第2章 出会いと再会 4
同じ頃、京都のとある有名芸術大学に素性を隠して通う宝道財閥の長男・彰人は授業終了後、1人で作業室に残り夢中で油絵の制作を進めていた。
しばらくすると作業室の扉が開いた。
「よっ! 学祭の準備か?」直哉
入ってきたのは彰人の同期で友人の満島直哉だった。
「まあな…」彰人
「ふぅん……」直哉
彰人の絵を見て何かを察した直哉はちらっと書いている本人に視線を向けた。
「なあ、アッキー」直哉
「ん? 何、なおくん」彰人
「お前、彼女と別れたの?」直哉
「いや、仲良くやってるよ」彰人
そう答える合間も一度も手を止めることなく彰人は完成へ向けて作業を進めていると直哉は珍しく真面目な様子で彰人に助言した。

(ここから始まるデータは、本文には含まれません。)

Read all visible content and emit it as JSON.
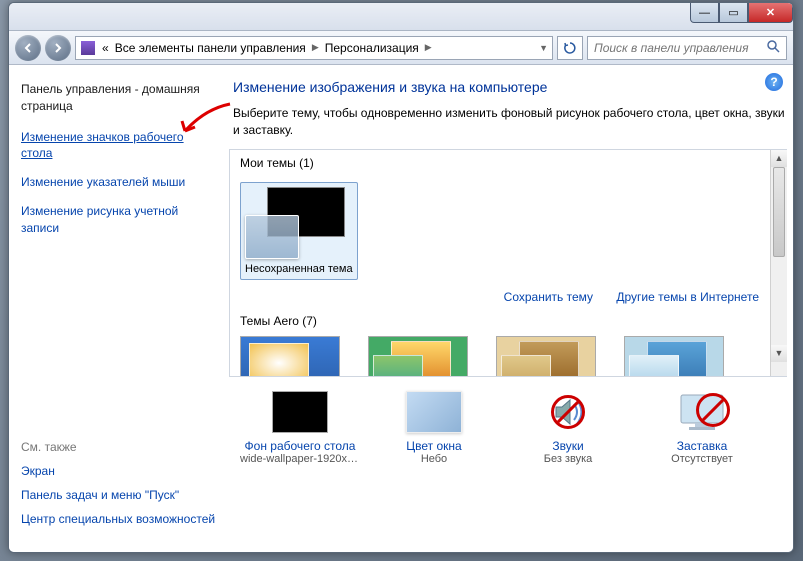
{
  "titlebar": {
    "min": "—",
    "max": "▭",
    "close": "✕"
  },
  "navbar": {
    "breadcrumb_prefix": "«",
    "breadcrumb_1": "Все элементы панели управления",
    "breadcrumb_2": "Персонализация",
    "search_placeholder": "Поиск в панели управления"
  },
  "sidebar": {
    "home": "Панель управления - домашняя страница",
    "links": [
      "Изменение значков рабочего стола",
      "Изменение указателей мыши",
      "Изменение рисунка учетной записи"
    ],
    "see_also": "См. также",
    "footer": [
      "Экран",
      "Панель задач и меню \"Пуск\"",
      "Центр специальных возможностей"
    ]
  },
  "main": {
    "heading": "Изменение изображения и звука на компьютере",
    "description": "Выберите тему, чтобы одновременно изменить фоновый рисунок рабочего стола, цвет окна, звуки и заставку.",
    "my_themes": "Мои темы (1)",
    "unsaved_theme": "Несохраненная тема",
    "save_theme": "Сохранить тему",
    "online_themes": "Другие темы в Интернете",
    "aero_themes": "Темы Aero (7)"
  },
  "bottom": {
    "bg": {
      "label": "Фон рабочего стола",
      "value": "wide-wallpaper-1920x10..."
    },
    "color": {
      "label": "Цвет окна",
      "value": "Небо"
    },
    "sounds": {
      "label": "Звуки",
      "value": "Без звука"
    },
    "screensaver": {
      "label": "Заставка",
      "value": "Отсутствует"
    }
  }
}
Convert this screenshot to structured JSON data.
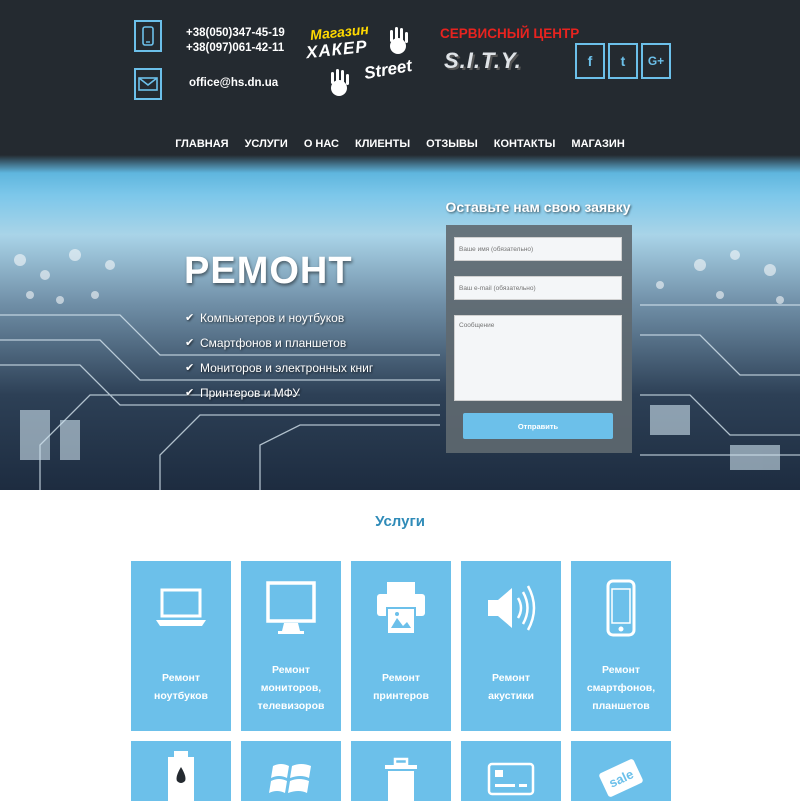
{
  "header": {
    "phone1": "+38(050)347-45-19",
    "phone2": "+38(097)061-42-11",
    "email": "office@hs.dn.ua",
    "logo_shop": {
      "line1": "Магазин",
      "line2": "ХАКЕР",
      "line3": "Street"
    },
    "logo_service": {
      "line1": "СЕРВИСНЫЙ ЦЕНТР",
      "line2": "S.I.T.Y."
    },
    "social": [
      {
        "icon": "facebook-icon",
        "glyph": "f"
      },
      {
        "icon": "twitter-icon",
        "glyph": "t"
      },
      {
        "icon": "google-plus-icon",
        "glyph": "G+"
      }
    ]
  },
  "nav": [
    "ГЛАВНАЯ",
    "УСЛУГИ",
    "О НАС",
    "КЛИЕНТЫ",
    "ОТЗЫВЫ",
    "КОНТАКТЫ",
    "МАГАЗИН"
  ],
  "hero": {
    "title": "РЕМОНТ",
    "items": [
      "Компьютеров и ноутбуков",
      "Смартфонов и планшетов",
      "Мониторов и электронных книг",
      "Принтеров и МФУ"
    ]
  },
  "form": {
    "title": "Оставьте нам свою заявку",
    "name_placeholder": "Ваше имя (обязательно)",
    "email_placeholder": "Ваш e-mail (обязательно)",
    "message_placeholder": "Сообщение",
    "submit_label": "Отправить"
  },
  "services": {
    "title": "Услуги",
    "row1": [
      {
        "icon": "laptop-icon",
        "lines": [
          "Ремонт",
          "ноутбуков"
        ]
      },
      {
        "icon": "monitor-icon",
        "lines": [
          "Ремонт",
          "мониторов,",
          "телевизоров"
        ]
      },
      {
        "icon": "printer-icon",
        "lines": [
          "Ремонт",
          "принтеров"
        ]
      },
      {
        "icon": "speaker-icon",
        "lines": [
          "Ремонт",
          "акустики"
        ]
      },
      {
        "icon": "smartphone-icon",
        "lines": [
          "Ремонт",
          "смартфонов,",
          "планшетов"
        ]
      }
    ],
    "row2": [
      {
        "icon": "ink-cartridge-icon"
      },
      {
        "icon": "windows-icon"
      },
      {
        "icon": "trash-icon"
      },
      {
        "icon": "credit-card-icon"
      },
      {
        "icon": "sale-tag-icon"
      }
    ]
  },
  "colors": {
    "header_bg": "#242a30",
    "accent": "#6cc0ea",
    "title_blue": "#2f8bb8"
  }
}
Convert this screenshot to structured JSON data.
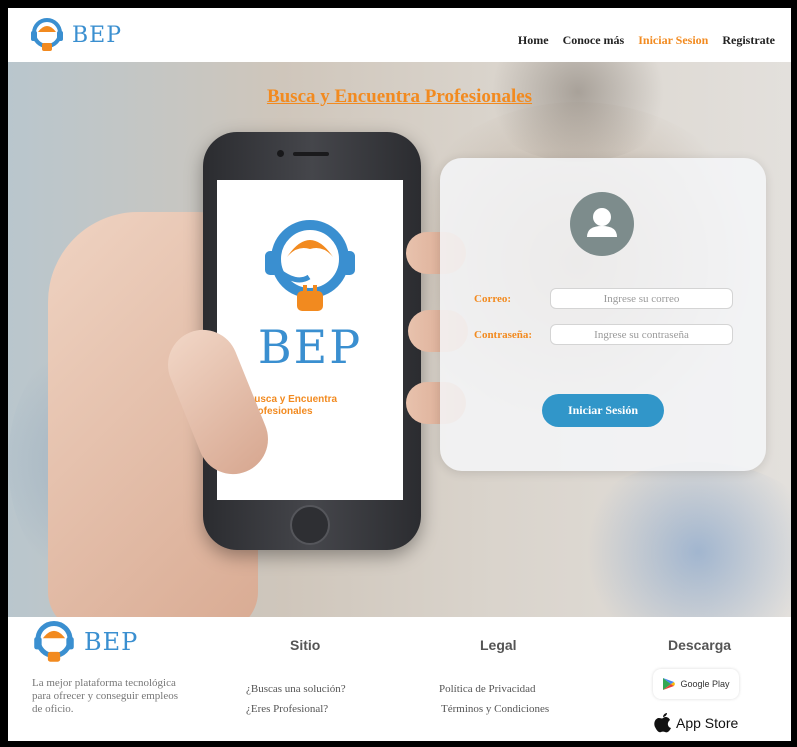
{
  "brand": {
    "name": "BEP",
    "color": "#3a8fd0",
    "accent": "#f28a1f"
  },
  "nav": {
    "items": [
      {
        "label": "Home",
        "active": false
      },
      {
        "label": "Conoce más",
        "active": false
      },
      {
        "label": "Iniciar Sesion",
        "active": true
      },
      {
        "label": "Registrate",
        "active": false
      }
    ]
  },
  "hero": {
    "title": "Busca y Encuentra Profesionales"
  },
  "phone_app": {
    "name": "BEP",
    "tagline": "Busca y Encuentra Profesionales"
  },
  "login": {
    "avatar_icon": "user-icon",
    "email_label": "Correo:",
    "email_placeholder": "Ingrese su correo",
    "password_label": "Contraseña:",
    "password_placeholder": "Ingrese su contraseña",
    "submit_label": "Iniciar Sesión"
  },
  "footer": {
    "logo": "BEP",
    "description": "La mejor plataforma tecnológica para ofrecer y conseguir empleos de oficio.",
    "sitio": {
      "heading": "Sitio",
      "links": [
        "¿Buscas una solución?",
        "¿Eres Profesional?"
      ]
    },
    "legal": {
      "heading": "Legal",
      "links": [
        "Política de Privacidad",
        "Términos y Condiciones"
      ]
    },
    "descarga": {
      "heading": "Descarga",
      "google_play": "Google Play",
      "app_store": "App Store"
    }
  }
}
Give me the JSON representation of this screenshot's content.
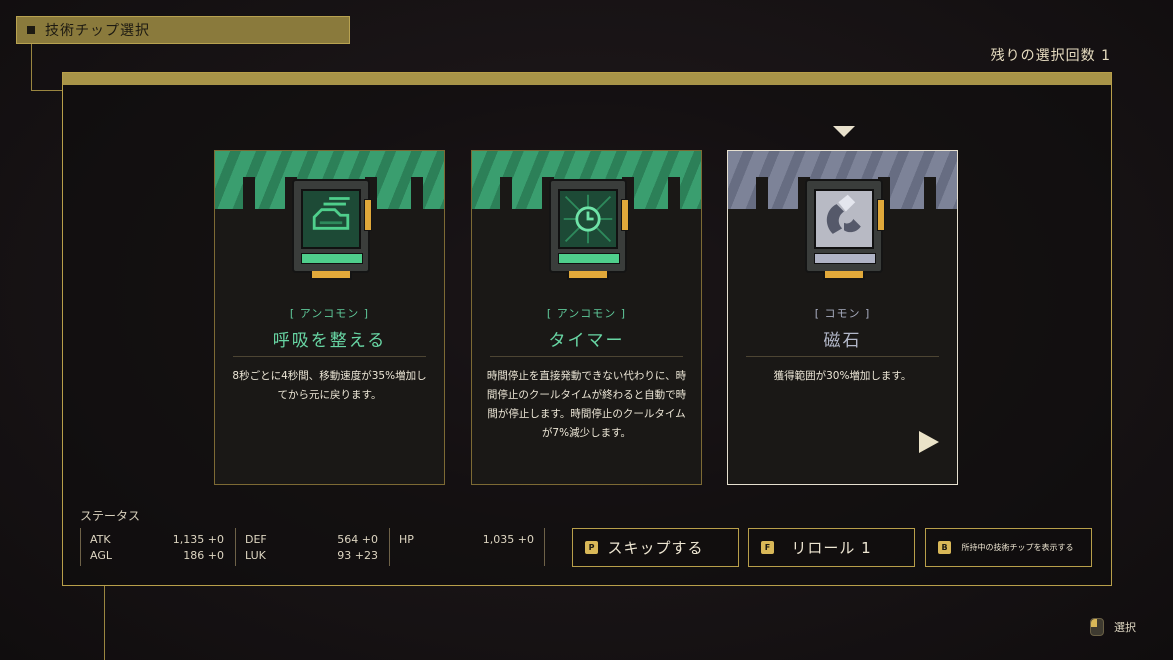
{
  "header": {
    "title": "技術チップ選択"
  },
  "remaining": "残りの選択回数 1",
  "cards": [
    {
      "rarity": "[ アンコモン ]",
      "name": "呼吸を整える",
      "desc": "8秒ごとに4秒間、移動速度が35%増加してから元に戻ります。",
      "icon": "breath-icon",
      "theme": "green"
    },
    {
      "rarity": "[ アンコモン ]",
      "name": "タイマー",
      "desc": "時間停止を直接発動できない代わりに、時間停止のクールタイムが終わると自動で時間が停止します。時間停止のクールタイムが7%減少します。",
      "icon": "timer-icon",
      "theme": "green"
    },
    {
      "rarity": "[ コモン ]",
      "name": "磁石",
      "desc": "獲得範囲が30%増加します。",
      "icon": "magnet-icon",
      "theme": "gray",
      "selected": true
    }
  ],
  "status": {
    "title": "ステータス",
    "atk": {
      "label": "ATK",
      "value": "1,135 +0"
    },
    "agl": {
      "label": "AGL",
      "value": "186 +0"
    },
    "def": {
      "label": "DEF",
      "value": "564 +0"
    },
    "luk": {
      "label": "LUK",
      "value": "93 +23"
    },
    "hp": {
      "label": "HP",
      "value": "1,035 +0"
    }
  },
  "buttons": {
    "skip": {
      "key": "P",
      "label": "スキップする"
    },
    "reroll": {
      "key": "F",
      "label": "リロール 1"
    },
    "show": {
      "key": "B",
      "label": "所持中の技術チップを表示する"
    }
  },
  "hint": {
    "label": "選択",
    "icon": "mouse-left-icon"
  },
  "colors": {
    "accent": "#b89f4a",
    "uncommon": "#3a9e6f",
    "common": "#7d8398"
  }
}
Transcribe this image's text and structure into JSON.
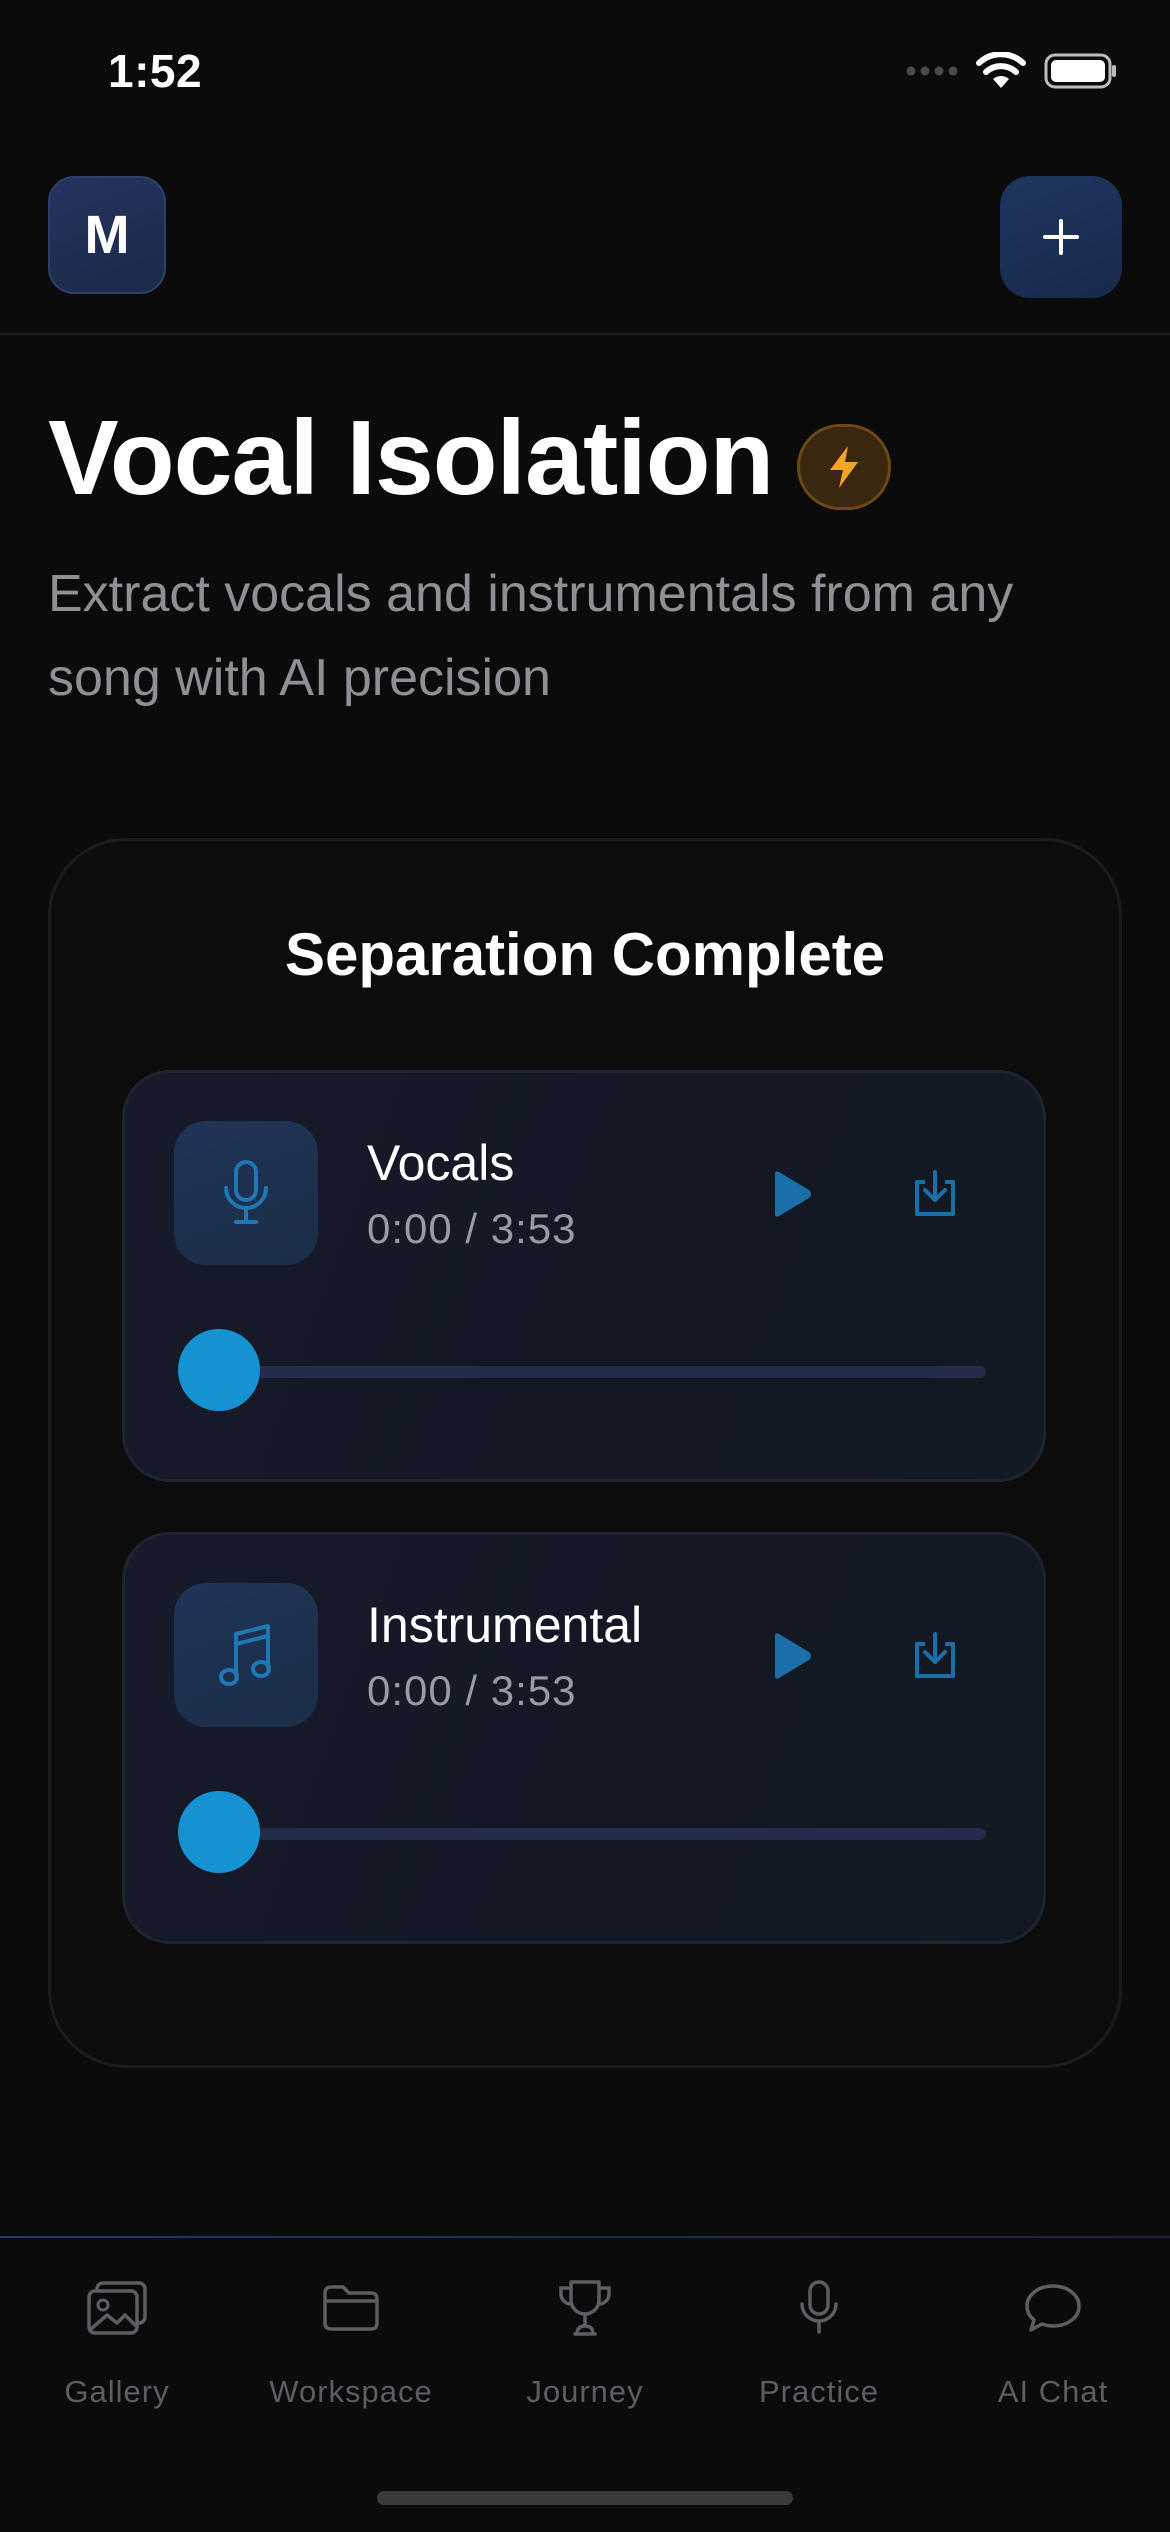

「だったらこの絵、学祭に出すのやめといた方がいいぞ」直哉
「なんで?」彰人
「なんでって…あのなー。 女の子ってのは彼氏が他の女の子気にかけてるのが浮気の次に許せないらしいぞ。 お前知らないのか?」直哉
呑気な返しに直哉は段々呆れてくるとそんな彼に彰人は絵を真っ直ぐに見つめたまま静かに聞いた。
「そんなんじゃない……」彰人
「なぁ、妹に恋したことあるか?」彰人
直哉は思わず言葉が出てこなかった。
その理由はひどく驚いていた以外にはなかったが、驚いたのは質問よりも、隣りにいる友人が見たこともないような苦しげな表情を浮かべていたからだった。
「お前……」直哉
「悪い、変なこと聞いた。 彼女のことは心配するな。 これ聞かれても妹だから大丈夫だろ」彰人
そう言って次の瞬間に見せた表情はさっきまであった苦しさの面影も見せないほどいつものように笑っていた。